We are always being told that fresh, natural and whole unprocessed food is what we should be eating. And so many of us try and buy food accordingly. But how fresh is fresh? I recently came across a study that had investigated some typical supermarket produce and it gave some worrying conclusions.
‘Fresh’ vegetables can be up to 10 days old before they go on sale, especially if they are sourced from overseas. Baking potatoes can be up to 6 months old.
Many of the apples sold in the UK are sourced from foreign growers. It can take up to 6 months before they go on sale. In the meantime they are often treated with wax to give them a shiny and ‘healthy’ appearance and kept in special containers along with special gases to prevent them from rotting.
Bananas are at least 10 days old before they get to the consumer and those wrapped in plastic can be up to 25 days old. Furthermore bananas are usually picked before they are ripe. They are then stored in special containers and treated with various gases until they reach the ‘right’ amount of colour and ripeness for the customer.
Fruit juice, especially juice in cartons made from concentrates, can be up to a year old by the time you purchase it.
But surely dairy produce must at least be fresh?
Well unfortunately not. Eggs are sold up to 10 days after being laid. Milk is usually three days old before we buy it and then it stays useable for up to a week or so when refrigerated.
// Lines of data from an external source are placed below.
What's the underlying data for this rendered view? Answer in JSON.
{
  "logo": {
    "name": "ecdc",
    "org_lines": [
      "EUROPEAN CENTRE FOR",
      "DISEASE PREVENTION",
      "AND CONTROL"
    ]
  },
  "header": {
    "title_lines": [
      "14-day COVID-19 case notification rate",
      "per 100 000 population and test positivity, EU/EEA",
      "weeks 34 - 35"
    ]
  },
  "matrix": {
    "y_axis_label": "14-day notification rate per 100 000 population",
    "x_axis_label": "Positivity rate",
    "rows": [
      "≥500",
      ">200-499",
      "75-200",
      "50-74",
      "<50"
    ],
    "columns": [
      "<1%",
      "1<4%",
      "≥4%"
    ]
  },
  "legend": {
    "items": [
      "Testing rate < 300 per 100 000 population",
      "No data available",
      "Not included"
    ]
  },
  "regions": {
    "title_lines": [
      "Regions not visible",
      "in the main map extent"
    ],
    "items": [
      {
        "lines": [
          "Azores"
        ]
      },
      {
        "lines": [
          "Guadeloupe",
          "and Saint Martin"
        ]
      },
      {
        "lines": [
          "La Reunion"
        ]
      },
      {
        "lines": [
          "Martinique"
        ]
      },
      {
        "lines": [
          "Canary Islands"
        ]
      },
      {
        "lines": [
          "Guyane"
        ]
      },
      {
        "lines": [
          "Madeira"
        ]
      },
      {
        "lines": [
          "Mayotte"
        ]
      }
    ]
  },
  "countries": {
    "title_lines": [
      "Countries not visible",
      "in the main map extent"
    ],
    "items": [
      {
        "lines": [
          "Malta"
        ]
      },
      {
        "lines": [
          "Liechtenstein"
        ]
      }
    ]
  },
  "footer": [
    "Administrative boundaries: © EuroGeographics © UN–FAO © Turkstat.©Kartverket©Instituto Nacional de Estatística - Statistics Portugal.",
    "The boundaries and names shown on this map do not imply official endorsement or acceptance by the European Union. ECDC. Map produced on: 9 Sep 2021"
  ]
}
Bread is an even worse case – it can be up to 10 days old before it’s sold. But mass produced bread often lasts for days after purchase due to all of the preservatives and mould inhibitors that it contains. Compare the time a freshly baked loaf stays edible as compared to a typical sliced loaf.
Even meat and fish is not as fresh as you might think.
Fish can preserved on ice for several days before it reaches the supermarket and once there can remain on the shelves for a further four days before you buy it.
‘Fresh’ meat can be a few weeks old before it reaches the shelves and products such as New Zealand Lamb can be up to 2 months old before they are put in front of the consumer.
So the answer is that if you want to eat fresh fresh food then you need to buy it as close to the source as possible; local farm shops, local butchers, quayside fishermen, ‘pick your own’ farm, local markets, or if you are able then grow your own.